Bettwäsche aus Mikrofaser trocknet zwar schnell, ist aber für Kinderbetten nicht geeignet. Besser ist Baumwollbettwäsche. Synthetisch sollte während der „halbtrockenen“ Monate nur die Füllung der
Bettdecke sein. So sind mit Hohlfasern gefüllte Decken, so genannte Allergiker-Betten, nicht zu voluminös und obendrein hygienisch.
Mit Kautschuk oder Polyurethan gummierte kleine Baumwollunterlagen unter der Matratze saugen Urin auf und lassen ihn nicht in die Matratze durchsickern. Weil Gummimatten einer gesunden Schlafumgebung aber nicht förderlich sind, kann zwischen Spannbetttuch und Matte beispielsweise eine doppelt gelegte Molton-Auflage gelegt werden.

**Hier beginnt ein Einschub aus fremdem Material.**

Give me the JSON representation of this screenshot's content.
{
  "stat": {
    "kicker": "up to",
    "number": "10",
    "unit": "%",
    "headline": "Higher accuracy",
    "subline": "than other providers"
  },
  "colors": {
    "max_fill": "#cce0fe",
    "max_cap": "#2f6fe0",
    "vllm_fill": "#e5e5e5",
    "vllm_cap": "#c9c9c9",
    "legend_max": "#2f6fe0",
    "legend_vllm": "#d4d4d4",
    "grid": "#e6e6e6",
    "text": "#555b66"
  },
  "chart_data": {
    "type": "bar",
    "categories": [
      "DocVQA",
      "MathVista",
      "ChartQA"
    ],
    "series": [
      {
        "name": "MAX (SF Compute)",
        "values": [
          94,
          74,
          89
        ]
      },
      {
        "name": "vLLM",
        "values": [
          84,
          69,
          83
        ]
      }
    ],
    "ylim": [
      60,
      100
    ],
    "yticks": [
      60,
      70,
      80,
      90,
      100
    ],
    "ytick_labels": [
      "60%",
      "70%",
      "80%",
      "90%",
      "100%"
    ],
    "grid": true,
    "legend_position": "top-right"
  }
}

Das ganze Paket aus Kinderbettwäsche, Gummimatte und dünner Decke passt im Falle des Malheurs in eine 6-kg-Waschmaschinenladung, kann bei 60 Grad Celsius oder mehr gewaschen werden und trocknet rasch auf der Leine oder im Wäschetrockner. Am besten, man hat die ganze Ausstattung doppelt parat, falls die Wäsche am Abend noch nicht trocken ist.

Manchmal geraten trotz Gummimatte Pfützen auf die Matratze. Was dann? Moderne Oxidationsmittel-Sprays oder Geruchskiller-Sprays übertünchen nur, sie beseitigen aber nicht den Urin. Der Fleck kann mit verdünnter Lauge aus Feinwaschmittel ausgetupft und trocken gerieben werden. Ein ganz frischer Fleck darf auch mit Speisesalz bestreut werden, das die Feuchtigkeit bindet und danach abgesaugt wird. Eine Nachbehandlung mit verdünnter Essigessenz
ist bei beiden Methoden empfehlenswert. Anschließend die Matratze wenden, damit sie durch den Lattenrost trocknen kann.
Unangenehme Gerüche können auf diese Weise nicht entstehen. Fleckenränder auf der
Matratze sind allerdings trotz aller Bemühungen unvermeidlich.